As the search began for a new manager, county business was placed in the hands of an acting county manager, Diane Powers, the Dukes County Registrar of Deeds.
Perry, no Davis
In May 2003, the county commissioners chose Laurie Perry of Edgartown, administrator for the Wampanoag Tribe, to be the county’s fourth county manager since 1992.
By August, the commissioners had not signed a contract because they were unable to verify Ms. Perry’s claim that she received a Bachelor of Science degree in business administration from Northeastern University in 1977.
After 10 executive sessions, in August the county commissioners voted 4–3 to rescind the job offer to Ms. Perry.
In September 2003, after more than eight months without a full-time county manager, the county commissioners signed a three-year, $71,750 contract with E. Winn Davis of Falmouth, executive secretary of the town of Hanson.
The commissioners voted to waive the county charter’s Island residency requirement for Mr. Davis.
Mr. Davis’s tenure was marked by a series of bobbles that included allowing the county engineer to ticket drivers who visited State Beach on a warm, sunny day for the rarely enforced violation of parking with their cars headed in the wrong direction, and a much ridiculed application for disaster funds to use the Edgartown dredge to pump sand into the Norton Pont breach.
Mr. Davis resigned in May 2007. Noreen Mavro Flanders, county treasurer, stepped in as acting manager. Once again a screening committee got to work.
In April 2008, the commissioners ended an eight-month search process and voted 4-3 to hire Mr. Smith, a civil engineer and former Aquinnah selectman.
At the time Mr. Smith was also legislative liaison to state representative Eric Turkington, a position that paid him $34,000 annually.
The county commissioners and Mr. Smith agreed on a six-month contract based on an annual salary of $45,000. The terms were designed so that Mr. Smith could retain his liaison job until the end of the year. In December 2008, the commissioners signed a new contract with Mr. Smith.
What the manager manages
Although the county manager serves as the administrative manager for the seven county commissioners, the actual responsibilities of the job are limited.
The Martha’s Vineyard Airport, which by statute is under the control of the appointed airport commission and its professional airport manager, represents more than half of the county budget. State and federal regulations prohibit any use of airport revenue for uses unrelated to the airport.
The sheriff’s office is under state control. The registry of deeds, and the office of the county treasurer are county departments headed by elected county officials who do not answer to the county manager and have direct control over their employees.
In terms of day-to-day supervision and responsibilities, the county manager oversees three people in three departments: the county manager’s office, veterans affairs, and integrated pest management.

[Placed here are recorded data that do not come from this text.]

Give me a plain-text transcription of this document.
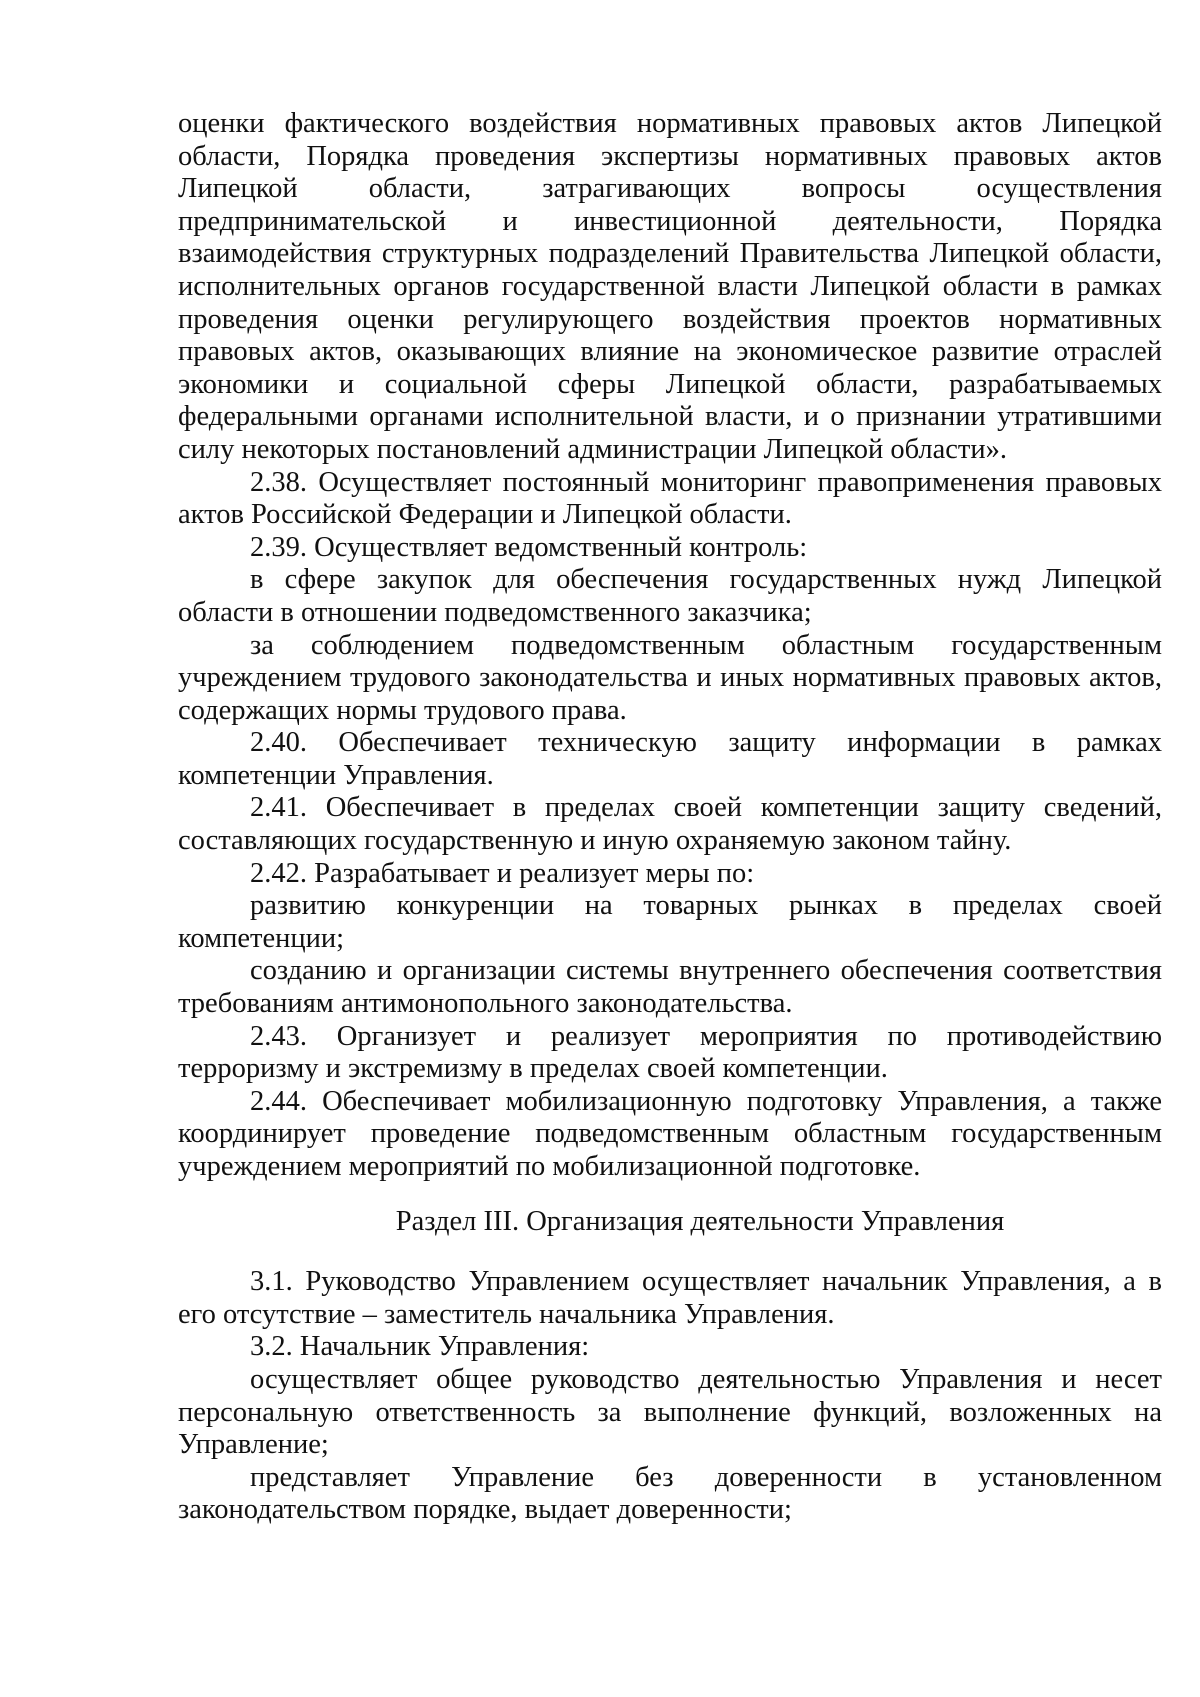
оценки фактического воздействия нормативных правовых актов Липецкой области, Порядка проведения экспертизы нормативных правовых актов Липецкой области, затрагивающих вопросы осуществления предпринимательской и инвестиционной деятельности, Порядка взаимодействия структурных подразделений Правительства Липецкой области, исполнительных органов государственной власти Липецкой области в рамках проведения оценки регулирующего воздействия проектов нормативных правовых актов, оказывающих влияние на экономическое развитие отраслей экономики и социальной сферы Липецкой области, разрабатываемых федеральными органами исполнительной власти, и о признании утратившими силу некоторых постановлений администрации Липецкой области».

2.38. Осуществляет постоянный мониторинг правоприменения правовых актов Российской Федерации и Липецкой области.

2.39. Осуществляет ведомственный контроль:

в сфере закупок для обеспечения государственных нужд Липецкой области в отношении подведомственного заказчика;

за соблюдением подведомственным областным государственным учреждением трудового законодательства и иных нормативных правовых актов, содержащих нормы трудового права.

2.40. Обеспечивает техническую защиту информации в рамках компетенции Управления.

2.41. Обеспечивает в пределах своей компетенции защиту сведений, составляющих государственную и иную охраняемую законом тайну.

2.42. Разрабатывает и реализует меры по:

развитию конкуренции на товарных рынках в пределах своей компетенции;

созданию и организации системы внутреннего обеспечения соответствия требованиям антимонопольного законодательства.

2.43. Организует и реализует мероприятия по противодействию терроризму и экстремизму в пределах своей компетенции.

2.44. Обеспечивает мобилизационную подготовку Управления, а также координирует проведение подведомственным областным государственным учреждением мероприятий по мобилизационной подготовке.

Раздел III. Организация деятельности Управления

3.1. Руководство Управлением осуществляет начальник Управления, а в его отсутствие – заместитель начальника Управления.

3.2. Начальник Управления:

осуществляет общее руководство деятельностью Управления и несет персональную ответственность за выполнение функций, возложенных на Управление;

представляет Управление без доверенности в установленном законодательством порядке, выдает доверенности;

In the current fiscal year, Dukes County assessed towns a total of $849,414 to operate the county government.
Town-meeting voters have no direct say in the assessment they must pay. The assessment cannot be amended on the town-meeting floor and does not show up on the operating budget.
Taxpayers must rely first on the county commissioners to exercise fiscal oversight and ultimately on the members of the county’s finance advisory board, which includes one selectman from each town.
In the current fiscal year, county assessments by town are: Chilmark, $128,024; Edgartown, $305,423; Aquinnah, $31,459; Gosnold, $11,360; Oak Bluffs, $126,276; Tisbury, $126,276; West Tisbury, $120,596.
The seven elected county commissioners are: Leslie Leland of West Tisbury, John Alley of West Tisbury, Tristan Israel of Tisbury, Melinda Loberg of Tisbury, Lenny Jason of Chilmark, Carlene Gatting of Edgartown, and Thomas Hallahan of Oak Bluffs. Mr. Alley and Mr. Jason have served on the commission since the adoption of the county charter in 1995.